South African artists of the 50’s, 60, and 70’s had a tendency of heading for the famed European cities in search of artistic enlightenment. Stanley Pinker followed this trend, trading the African sun for a European chapter. His travels took him to the streets of London and France, but not before being educated at Cape Town’s own Continental School of Art.
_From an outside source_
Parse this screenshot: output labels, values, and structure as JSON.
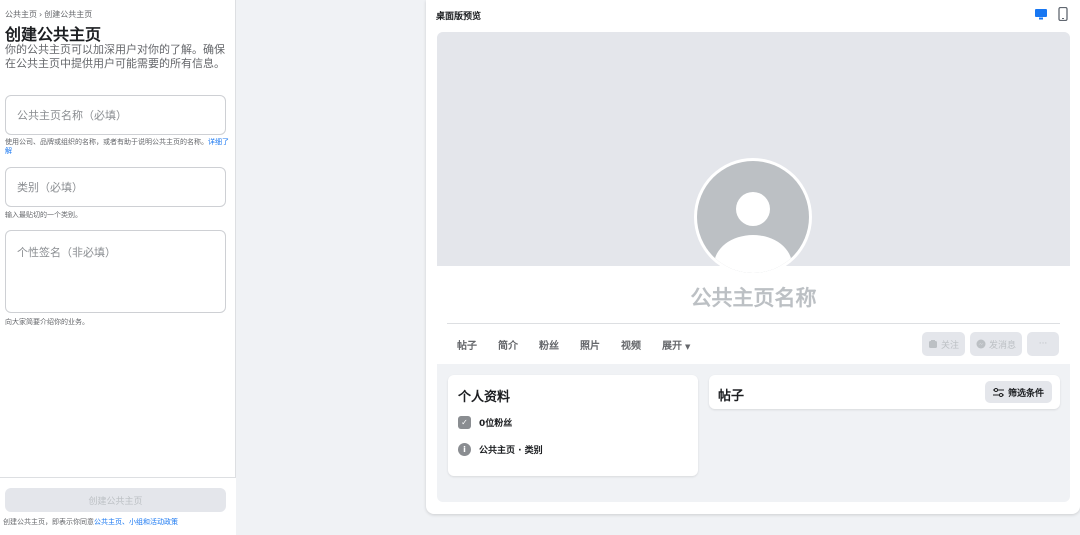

The late 1940’s saw Pinker, who had moved from Namibia to the republic some 10 years earlier, enrol at the Continental School of Art under the guidance of Maurice van Essche. His next stop was the Hammersmith School of Art in London. He returned to South Africa for a stint at the Cape Town Art Centre during the 1960’s. His next stop was the Michaelis School of Fine Art, where he became a much loved teacher and mentor. Still remembered by an array of accomplished artists; Marlene Dumas being one of them. 

His art is remembered for being a breath of fresh air, many admirers remembering his ability to incorporate some odd objects to his art. Some remembering the buttons he stitched to the back of the coats of musicians in one of his earlier paintings. Stanley Pinker’s art accumulated substantial value, Wheel of Life fetching R 2,4 million on an auction by Strauss & Co.

This artist not only had a following, he created a legacy. He held several exhibitions at SAAA, Western Cape (now AVA). He was awarded the Rembrandt Gold Medal at the Cape Town Triennial. His lifetime devotion to art also earned him the Molteno Medal. His work is housed in many of the major public galleries in South Africa as well as countless private collections, locally and abroad.

The Stanley Pinker legacy goes far beyond the canvas, this great teacher and mentor helped other along the way of artistry.